Малаховский дьякон, о. Кирилл, внимательнее всех прислушивавшийся к словам городского священника, завозился в своем углу, завздыхал, облегчая этим могучую грудь, — испугался шумности своих вздохов и покосился на заветную дверь, ведшую в архиерейские апартаменты.
— Справедливость требует заметить, — продолжал тем же четким шепотком городской священник, — что многие вопросы, многие дела, при преосвященном Амвросии разрешения не получавшие, — ныне ко всеобщему удовлетворению заметно двинулись!
И опять о. Кирилл завозился, облегченно вздыхая, и даже закивал своею огромною головою с львиною гривою.
— Ежели не ошибаюсь, — неожиданно обратился к нему городской священник покровительственным тоном, — и вы, отец дьякон, свое старое дело выдвигаете?
— Выдвигаю! — ответил дьякон. И оттого, что он волновался — не смог соразмерить силы голоса своего: хотел сказать тихо, в тон спрашивавшему его, а на самом деле сказал так громко, что сказанное слово загудело, словно удар в колокол.
Сидевшая рядом с дьяконом молодая женщина в черном траурном платье испуганно отшатнулась от соседа и слезливо заморгала. И сам развязный священник тревожно оглянулся на дверь архиерейских апартаментов, и потом, крякнув, отозвался:
— А вы бы того… отец дьякон! Поосторожнее! С голосом-то!
О. Кирилл сконфузился и виновато потупился.
— Не соразмерил! — вымолвил он. — Сознаю вину!
Успокоившись, городской священник заговорил снова:
— Говорят, — погибает в вас талант большой, отец дьякон! Я — про голос ваш! Судя по голосу — прямая дорога вам в соборные протодиаконы! Ишь, октава у вас! Ведь, октава?
Спрашиваемый неопределенно пожал плечами. Он все еще не мог оправиться от смущения и недоверчиво поглядывал на архиерейскую дверь.
— Прозябаете вы в своей… как ее? Михайловка, что ли?
— Малаховка! — густо прошептал дьякон. — Прозябаю!
— Говорят, один из беднейших приходов во всей епархии?
— Наибеднейший! — согласился дьякон. И потом добавил: — Тридцать первый год! И — чиста душа моя перед Господом: без малейшей личной вины! Не ропщу: терплю кару Господню! Но…
И опять прогудел бархатистый бас:
— Истомился!
— Возлагаете надежду на нового архипастыря? — осведомился жидким тенорком из другого угла тощий рябоватый молодой священник, торопливо просматривавшей ворох бумаг. — Надеетесь на милосердие его преосвященства?
Глаза дьякона засверкали, на лбу налилась толстая жила.

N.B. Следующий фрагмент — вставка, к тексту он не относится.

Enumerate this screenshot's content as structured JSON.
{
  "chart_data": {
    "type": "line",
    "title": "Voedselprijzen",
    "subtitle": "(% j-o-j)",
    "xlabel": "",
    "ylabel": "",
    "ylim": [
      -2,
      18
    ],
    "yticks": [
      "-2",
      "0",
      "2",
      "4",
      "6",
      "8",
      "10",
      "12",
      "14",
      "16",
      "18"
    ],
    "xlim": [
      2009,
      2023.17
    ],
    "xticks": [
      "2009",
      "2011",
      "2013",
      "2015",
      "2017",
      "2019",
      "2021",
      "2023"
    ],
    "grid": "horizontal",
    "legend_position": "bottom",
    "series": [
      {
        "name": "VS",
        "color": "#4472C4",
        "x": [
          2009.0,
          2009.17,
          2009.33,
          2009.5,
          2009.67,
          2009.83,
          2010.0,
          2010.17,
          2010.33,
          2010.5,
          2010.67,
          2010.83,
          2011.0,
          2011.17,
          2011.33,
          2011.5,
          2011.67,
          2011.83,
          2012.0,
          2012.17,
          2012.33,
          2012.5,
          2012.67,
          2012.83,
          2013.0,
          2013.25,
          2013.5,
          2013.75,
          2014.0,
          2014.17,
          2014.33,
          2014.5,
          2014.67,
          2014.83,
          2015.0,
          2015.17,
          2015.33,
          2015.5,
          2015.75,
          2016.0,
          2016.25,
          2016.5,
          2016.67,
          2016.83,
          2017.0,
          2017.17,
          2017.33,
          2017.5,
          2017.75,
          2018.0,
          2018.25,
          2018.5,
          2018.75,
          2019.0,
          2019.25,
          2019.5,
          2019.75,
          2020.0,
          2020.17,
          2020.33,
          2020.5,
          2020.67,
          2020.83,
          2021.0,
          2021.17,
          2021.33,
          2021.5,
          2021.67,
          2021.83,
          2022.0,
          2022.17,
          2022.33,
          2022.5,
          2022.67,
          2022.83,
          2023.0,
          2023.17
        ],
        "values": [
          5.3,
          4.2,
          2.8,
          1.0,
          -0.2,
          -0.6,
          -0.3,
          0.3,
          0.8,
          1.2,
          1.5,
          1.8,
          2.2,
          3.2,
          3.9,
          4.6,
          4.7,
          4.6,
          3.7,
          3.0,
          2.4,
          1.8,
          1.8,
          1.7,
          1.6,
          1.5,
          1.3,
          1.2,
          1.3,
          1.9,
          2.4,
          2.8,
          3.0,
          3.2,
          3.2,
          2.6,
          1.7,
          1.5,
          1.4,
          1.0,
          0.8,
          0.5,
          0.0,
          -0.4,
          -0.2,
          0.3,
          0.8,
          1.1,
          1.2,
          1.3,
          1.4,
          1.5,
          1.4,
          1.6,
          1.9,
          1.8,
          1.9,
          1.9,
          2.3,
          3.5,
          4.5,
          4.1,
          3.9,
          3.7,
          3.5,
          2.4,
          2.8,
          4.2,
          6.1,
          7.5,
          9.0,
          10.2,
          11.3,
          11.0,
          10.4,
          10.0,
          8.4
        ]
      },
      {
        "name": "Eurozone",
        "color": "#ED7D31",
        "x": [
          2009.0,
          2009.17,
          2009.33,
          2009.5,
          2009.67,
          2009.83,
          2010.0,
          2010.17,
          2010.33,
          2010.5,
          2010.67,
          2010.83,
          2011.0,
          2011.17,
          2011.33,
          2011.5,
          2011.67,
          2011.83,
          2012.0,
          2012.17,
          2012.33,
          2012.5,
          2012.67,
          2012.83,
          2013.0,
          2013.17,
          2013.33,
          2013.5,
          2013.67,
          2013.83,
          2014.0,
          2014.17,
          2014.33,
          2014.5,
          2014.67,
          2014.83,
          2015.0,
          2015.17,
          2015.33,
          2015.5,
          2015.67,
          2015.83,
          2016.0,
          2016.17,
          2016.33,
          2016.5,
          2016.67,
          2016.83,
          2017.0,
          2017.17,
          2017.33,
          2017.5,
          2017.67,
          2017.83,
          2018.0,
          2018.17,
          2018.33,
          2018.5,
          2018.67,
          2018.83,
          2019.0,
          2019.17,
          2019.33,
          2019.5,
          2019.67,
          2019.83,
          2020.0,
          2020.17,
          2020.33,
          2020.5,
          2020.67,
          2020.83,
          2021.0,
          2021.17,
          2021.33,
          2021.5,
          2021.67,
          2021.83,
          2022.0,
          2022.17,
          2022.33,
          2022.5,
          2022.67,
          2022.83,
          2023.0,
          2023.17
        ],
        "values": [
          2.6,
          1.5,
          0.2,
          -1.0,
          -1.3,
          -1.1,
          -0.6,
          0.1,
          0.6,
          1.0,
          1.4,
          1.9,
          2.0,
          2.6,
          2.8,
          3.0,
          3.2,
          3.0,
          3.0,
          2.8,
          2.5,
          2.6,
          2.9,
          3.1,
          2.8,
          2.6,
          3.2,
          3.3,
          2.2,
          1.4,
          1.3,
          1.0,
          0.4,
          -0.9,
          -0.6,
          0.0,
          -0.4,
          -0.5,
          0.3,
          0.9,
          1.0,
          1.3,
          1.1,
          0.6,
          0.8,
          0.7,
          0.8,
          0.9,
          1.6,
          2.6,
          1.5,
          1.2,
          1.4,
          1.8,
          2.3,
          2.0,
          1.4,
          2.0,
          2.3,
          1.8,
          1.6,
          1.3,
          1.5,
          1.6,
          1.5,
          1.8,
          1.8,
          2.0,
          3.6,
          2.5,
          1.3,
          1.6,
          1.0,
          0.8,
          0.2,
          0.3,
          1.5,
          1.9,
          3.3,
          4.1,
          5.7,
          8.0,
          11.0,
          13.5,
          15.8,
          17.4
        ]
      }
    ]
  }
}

— Не на милосердие, но на правосудие уповаю! — ответил он. — Ибо, повторяю, ежели была бы хоть тень вины с моей стороны, а то, ведь…
За дверью послышались шаги, сухое покашливание. Неведомо откуда вынырнул кудрявый архиерейский служка и певуче вымолвил:
— Его преосвященство! Приготовьтесь, господа!
Минуту спустя, когда преосвященный Исидор вышел в приемную, все просители стояли, Выстроившись в ряд в почтительных позах. Каким-то образом тощий рябой священник, пришедший на прием позже других, оказался у самой двери, и к нему первому обратился с вопросом архиерей. Стоявшая рядом с о. Кириллом молодая женщина в траурном платье громко всхлипнула. Архиерей, худенький старичок с пергаментно-бледным лицом и усталыми глазами, посмотрел в эту сторону. У о. Кирилла сердце забилось неудержимо тревожно, и он робко попятился, уступая свое место какому-то другому просителю.
Звучали голоса докладывавших его преосвященству свои нужды людей. Шуршали бумаги. От времени до времени архиерей, выслушав просителя, говорил ему несколько слов сухим, надтреснутым голосом, так четко выступавшим на фоне воцарившегося молчания. И по мере того, как очередь объясняться приближалась к о. Кириллу, — все его существо наливалось унынием.
— Напрасно! — шептал он про себя. — Ничего, чувствую, из сего не выйдет! Не надо, ой, не надо было поднимать сие старое дело!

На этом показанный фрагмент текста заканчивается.